Published online by Cambridge University Press: 24 August 2009
Uncertainty may exist about the future likelihood of nuclear war. On the other hand, no doubt exists that nuclear weapons must be eliminated from the arsenals of the world. Even the most modest and restrained nuclear initiative by one belligerent could well be countered in kind, this in turn perhaps leading to an escalating exchange. Even the very limited attacks by the USA during World War II had a profound impact on the enmeshed humans and their artefacts, the medical and social ramifications of which continue to haunt the survivors and their offspring. However, the present paper does not dwell on the effects of nuclear weapons on humans*, but rather upon the natural environment.

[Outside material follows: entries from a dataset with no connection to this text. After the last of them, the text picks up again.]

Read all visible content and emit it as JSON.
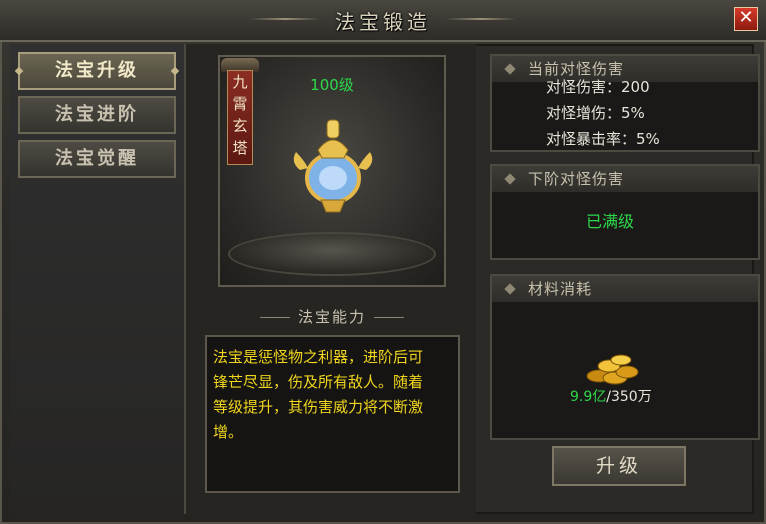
{
  "window": {
    "title": "法宝锻造"
  },
  "sidebar": {
    "items": [
      {
        "label": "法宝升级",
        "active": true
      },
      {
        "label": "法宝进阶",
        "active": false
      },
      {
        "label": "法宝觉醒",
        "active": false
      }
    ]
  },
  "preview": {
    "level_label": "100级",
    "banner": [
      "九",
      "霄",
      "玄",
      "塔"
    ]
  },
  "ability": {
    "section_title": "法宝能力",
    "description_lines": [
      "法宝是惩怪物之利器，进阶后可",
      "锋芒尽显，伤及所有敌人。随着",
      "等级提升，其伤害威力将不断激",
      "增。"
    ]
  },
  "current_damage": {
    "title": "当前对怪伤害",
    "stats": [
      "对怪伤害：200",
      "对怪增伤：5%",
      "对怪暴击率：5%"
    ]
  },
  "next_damage": {
    "title": "下阶对怪伤害",
    "status": "已满级"
  },
  "materials": {
    "title": "材料消耗",
    "owned": "9.9亿",
    "required": "/350万"
  },
  "upgrade_button": "升级",
  "colors": {
    "level_green": "#2dd84a",
    "description_yellow": "#f0d61e",
    "close_red": "#c8301f"
  }
}
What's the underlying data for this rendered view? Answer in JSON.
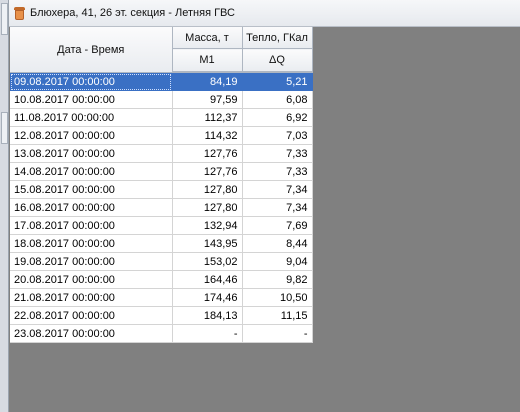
{
  "window": {
    "title": "Блюхера, 41, 26 эт. секция - Летняя ГВС",
    "icon": "cup-icon"
  },
  "table": {
    "headers": {
      "datetime": "Дата - Время",
      "mass": "Масса, т",
      "heat": "Тепло, ГКал",
      "mass_sub": "M1",
      "heat_sub": "ΔQ"
    },
    "rows": [
      {
        "datetime": "09.08.2017 00:00:00",
        "mass": "84,19",
        "heat": "5,21"
      },
      {
        "datetime": "10.08.2017 00:00:00",
        "mass": "97,59",
        "heat": "6,08"
      },
      {
        "datetime": "11.08.2017 00:00:00",
        "mass": "112,37",
        "heat": "6,92"
      },
      {
        "datetime": "12.08.2017 00:00:00",
        "mass": "114,32",
        "heat": "7,03"
      },
      {
        "datetime": "13.08.2017 00:00:00",
        "mass": "127,76",
        "heat": "7,33"
      },
      {
        "datetime": "14.08.2017 00:00:00",
        "mass": "127,76",
        "heat": "7,33"
      },
      {
        "datetime": "15.08.2017 00:00:00",
        "mass": "127,80",
        "heat": "7,34"
      },
      {
        "datetime": "16.08.2017 00:00:00",
        "mass": "127,80",
        "heat": "7,34"
      },
      {
        "datetime": "17.08.2017 00:00:00",
        "mass": "132,94",
        "heat": "7,69"
      },
      {
        "datetime": "18.08.2017 00:00:00",
        "mass": "143,95",
        "heat": "8,44"
      },
      {
        "datetime": "19.08.2017 00:00:00",
        "mass": "153,02",
        "heat": "9,04"
      },
      {
        "datetime": "20.08.2017 00:00:00",
        "mass": "164,46",
        "heat": "9,82"
      },
      {
        "datetime": "21.08.2017 00:00:00",
        "mass": "174,46",
        "heat": "10,50"
      },
      {
        "datetime": "22.08.2017 00:00:00",
        "mass": "184,13",
        "heat": "11,15"
      },
      {
        "datetime": "23.08.2017 00:00:00",
        "mass": "-",
        "heat": "-"
      }
    ],
    "selected_row": 0
  },
  "colors": {
    "selection": "#3a70c4",
    "workspace": "#808080"
  }
}
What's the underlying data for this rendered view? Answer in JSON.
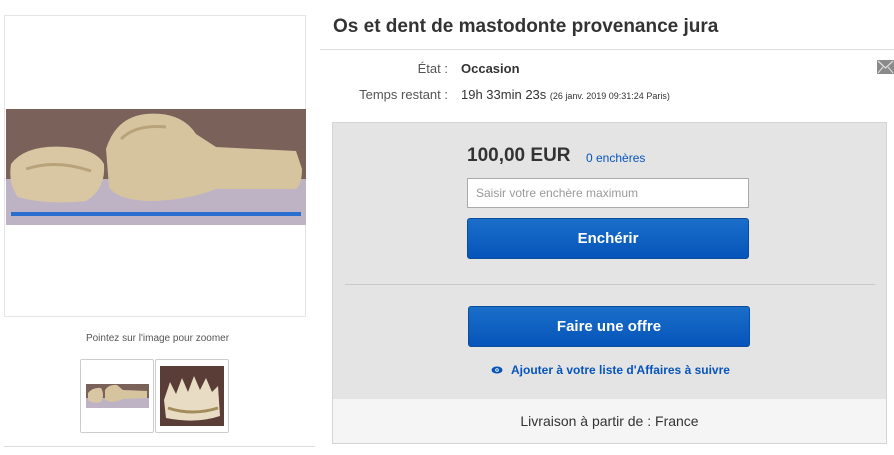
{
  "listing": {
    "title": "Os et dent de mastodonte provenance jura"
  },
  "gallery": {
    "zoom_hint": "Pointez sur l'image pour zoomer",
    "thumbnails": [
      "bone-photo",
      "tooth-photo"
    ]
  },
  "details": {
    "condition_label": "État :",
    "condition_value": "Occasion",
    "time_label": "Temps restant :",
    "time_value": "19h 33min 23s",
    "time_end": "(26 janv. 2019   09:31:24 Paris)"
  },
  "bidding": {
    "price": "100,00 EUR",
    "bids": "0 enchères",
    "input_placeholder": "Saisir votre enchère maximum",
    "bid_button": "Enchérir",
    "offer_button": "Faire une offre",
    "watch_link": "Ajouter à votre liste d'Affaires à suivre",
    "shipping": "Livraison à partir de : France"
  },
  "colors": {
    "link": "#0654ba",
    "button": "#0654ba",
    "panel": "#e4e4e4"
  }
}
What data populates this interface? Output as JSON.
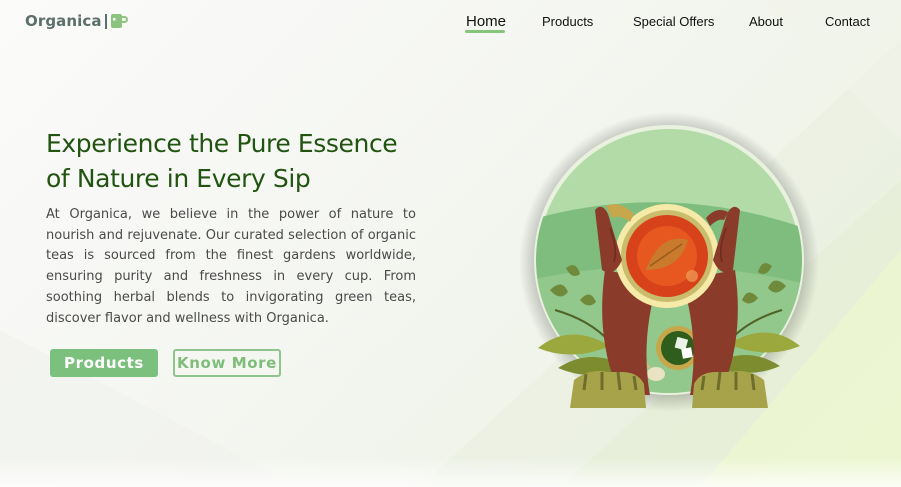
{
  "brand": {
    "name": "Organica",
    "logo_icon": "tea-cup-icon",
    "color": "#5b6f6b"
  },
  "nav": {
    "items": [
      {
        "label": "Home",
        "active": true
      },
      {
        "label": "Products",
        "active": false
      },
      {
        "label": "Special Offers",
        "active": false
      },
      {
        "label": "About",
        "active": false
      },
      {
        "label": "Contact",
        "active": false
      }
    ],
    "active_indicator_color": "#86c57b"
  },
  "hero": {
    "title": "Experience the Pure Essence of Nature in Every Sip",
    "description": "At Organica, we believe in the power of nature to nourish and rejuvenate. Our curated selection of organic teas is sourced from the finest gardens worldwide, ensuring purity and freshness in every cup. From soothing herbal blends to invigorating green teas, discover flavor and wellness with Organica.",
    "primary_button": "Products",
    "secondary_button": "Know More",
    "illustration": "hands-holding-tea-cup-illustration"
  },
  "colors": {
    "title": "#225411",
    "text": "#4a4a4a",
    "accent": "#7cc07d"
  }
}
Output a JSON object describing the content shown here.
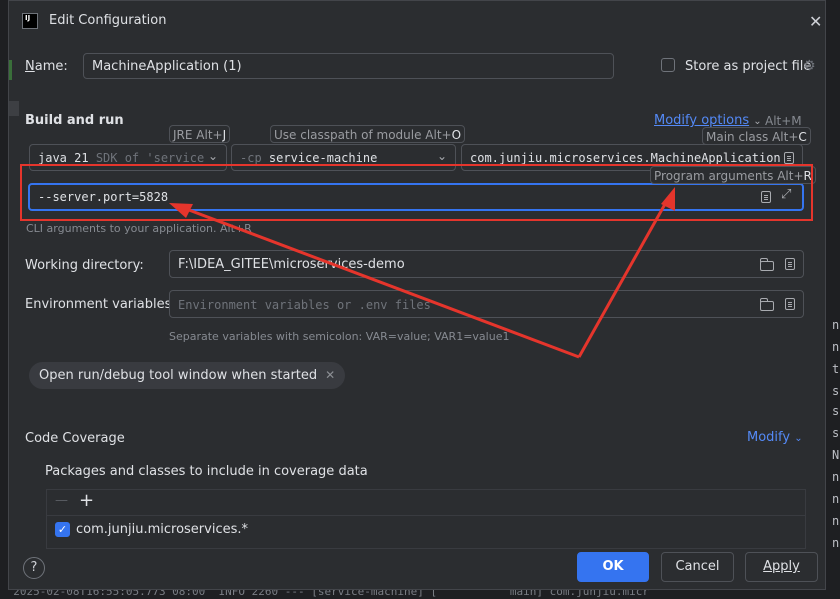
{
  "window": {
    "title": "Edit Configuration",
    "logo_text": "IJ"
  },
  "name": {
    "label": "Name:",
    "value": "MachineApplication (1)"
  },
  "store": {
    "label": "Store as project file"
  },
  "build_run": {
    "heading": "Build and run",
    "modify_options": "Modify options",
    "modify_shortcut": "Alt+M",
    "jre_hint_text": "JRE Alt+",
    "jre_hint_key": "J",
    "classpath_hint_text": "Use classpath of module Alt+",
    "classpath_hint_key": "O",
    "mainclass_hint_text": "Main class Alt+",
    "mainclass_hint_key": "C",
    "progargs_hint_text": "Program arguments Alt+",
    "progargs_hint_key": "R",
    "jre_value": "java 21",
    "jre_sdk": "SDK of 'service",
    "cp_prefix": "-cp",
    "cp_value": "service-machine",
    "main_class": "com.junjiu.microservices.MachineApplication",
    "program_args": "--server.port=5828",
    "cli_hint": "CLI arguments to your application. Alt+R"
  },
  "working_dir": {
    "label": "Working directory:",
    "value": "F:\\IDEA_GITEE\\microservices-demo"
  },
  "env_vars": {
    "label": "Environment variables:",
    "placeholder": "Environment variables or .env files",
    "hint": "Separate variables with semicolon: VAR=value; VAR1=value1"
  },
  "chip": {
    "label": "Open run/debug tool window when started",
    "close": "✕"
  },
  "coverage": {
    "heading": "Code Coverage",
    "modify": "Modify",
    "packages_label": "Packages and classes to include in coverage data",
    "remove_glyph": "—",
    "add_glyph": "+",
    "item": "com.junjiu.microservices.*"
  },
  "buttons": {
    "ok": "OK",
    "cancel": "Cancel",
    "apply": "Apply",
    "help": "?"
  },
  "background": {
    "right_chars": [
      "n",
      "n",
      "t",
      "s",
      "s",
      "s",
      "N",
      "n",
      "n",
      "n",
      "n"
    ],
    "bottom_text": "  2025-02-08T16:55:05.773 08:00  INFO 2260 --- [service-machine] [           main] com.junjiu.micr"
  },
  "colors": {
    "accent": "#3574f0",
    "annotation": "#e5352c",
    "dialog_bg": "#2b2d30"
  }
}
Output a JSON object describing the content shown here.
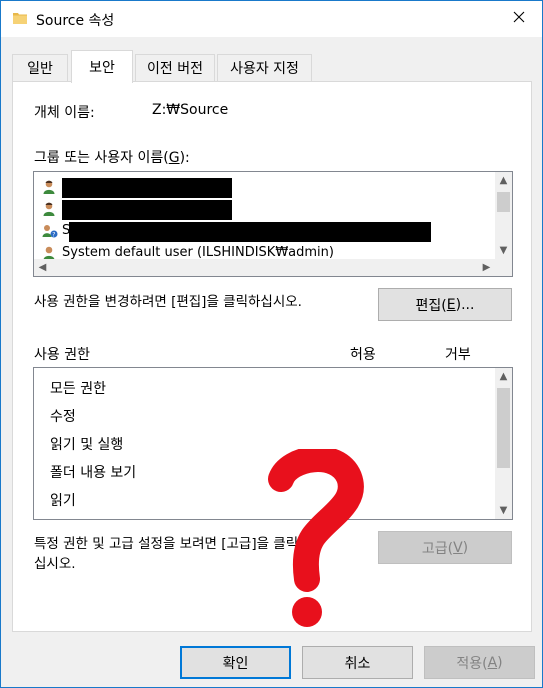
{
  "window": {
    "title": "Source 속성",
    "close_icon": "close-icon",
    "folder_icon": "folder-icon"
  },
  "tabs": [
    {
      "label": "일반",
      "active": false
    },
    {
      "label": "보안",
      "active": true
    },
    {
      "label": "이전 버전",
      "active": false
    },
    {
      "label": "사용자 지정",
      "active": false
    }
  ],
  "security": {
    "object_name_label": "개체 이름:",
    "object_name_value": "Z:₩Source",
    "group_label_prefix": "그룹 또는 사용자 이름(",
    "group_label_key": "G",
    "group_label_suffix": "):",
    "users": [
      {
        "text": "",
        "redacted": true
      },
      {
        "text": "",
        "redacted": true
      },
      {
        "text": "S",
        "redacted": true
      },
      {
        "text": "System default user (ILSHINDISK₩admin)",
        "redacted": false
      }
    ],
    "edit_hint": "사용 권한을 변경하려면 [편집]을 클릭하십시오.",
    "edit_button": {
      "prefix": "편집(",
      "key": "E",
      "suffix": ")..."
    },
    "permissions_header": "사용 권한",
    "allow_header": "허용",
    "deny_header": "거부",
    "permissions": [
      "모든 권한",
      "수정",
      "읽기 및 실행",
      "폴더 내용 보기",
      "읽기"
    ],
    "advanced_hint_line1": "특정 권한 및 고급 설정을 보려면 [고급]을 클릭하",
    "advanced_hint_line2": "십시오.",
    "advanced_button": {
      "prefix": "고급(",
      "key": "V",
      "suffix": ")"
    }
  },
  "footer": {
    "ok_label": "확인",
    "cancel_label": "취소",
    "apply_prefix": "적용(",
    "apply_key": "A",
    "apply_suffix": ")"
  },
  "overlay": {
    "question_mark_color": "#e8101c"
  },
  "colors": {
    "accent": "#0078d7",
    "disabled_text": "#838383"
  }
}
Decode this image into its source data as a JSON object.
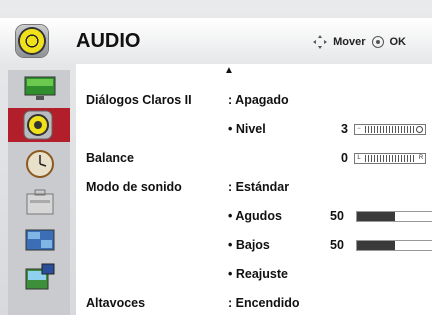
{
  "header": {
    "title": "AUDIO",
    "move_label": "Mover",
    "ok_label": "OK"
  },
  "sidebar": {
    "items": [
      {
        "icon": "monitor-icon"
      },
      {
        "icon": "audio-icon",
        "active": true
      },
      {
        "icon": "clock-icon"
      },
      {
        "icon": "toolbox-icon"
      },
      {
        "icon": "picture-icon"
      },
      {
        "icon": "input-icon"
      }
    ]
  },
  "menu": {
    "dialog_label": "Diálogos Claros II",
    "dialog_value": ": Apagado",
    "level_label": "• Nivel",
    "level_value": "3",
    "balance_label": "Balance",
    "balance_value": "0",
    "balance_left": "L",
    "balance_right": "R",
    "sound_mode_label": "Modo de sonido",
    "sound_mode_value": ": Estándar",
    "treble_label": "• Agudos",
    "treble_value": "50",
    "treble_level": 0.5,
    "bass_label": "• Bajos",
    "bass_value": "50",
    "bass_level": 0.5,
    "reset_label": "• Reajuste",
    "speakers_label": "Altavoces",
    "speakers_value": ": Encendido"
  }
}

It summarizes the foreseeable environmental impact in quantitative terms with respect to damage from the blast-wave, the thermal pulse, and the nuclear radiation—doing so, by way of example, for a 20-kiloton atomic bomb and a 1-megaton hydrogen bomb (and also with passing mention for a 1-kiloton neutron bomb).
The effects of a nuclear war—a war in which scores to hundreds, if not thousands, of nuclear bombs might be expended—is summarized in relation to affected portions of the geosphere, the atmosphere, and the Biosphere. A nuclear attack would kill wildlife and destroy the vegetation over a large area through a combination of blast, heat, and nuclear radiation. Wildfires could well extend the zone of immediate destruction. Surface disruption and the loss of vegetation would lead to greatly accelerated wind and water erosion and ‘nutrient dumping’.
It is concluded nevertheless that an area devastated by nuclear warfare would in time recover by the natural processes of ecological succession, but far more slowly and more unpredictably than following other forms of ecological disruption.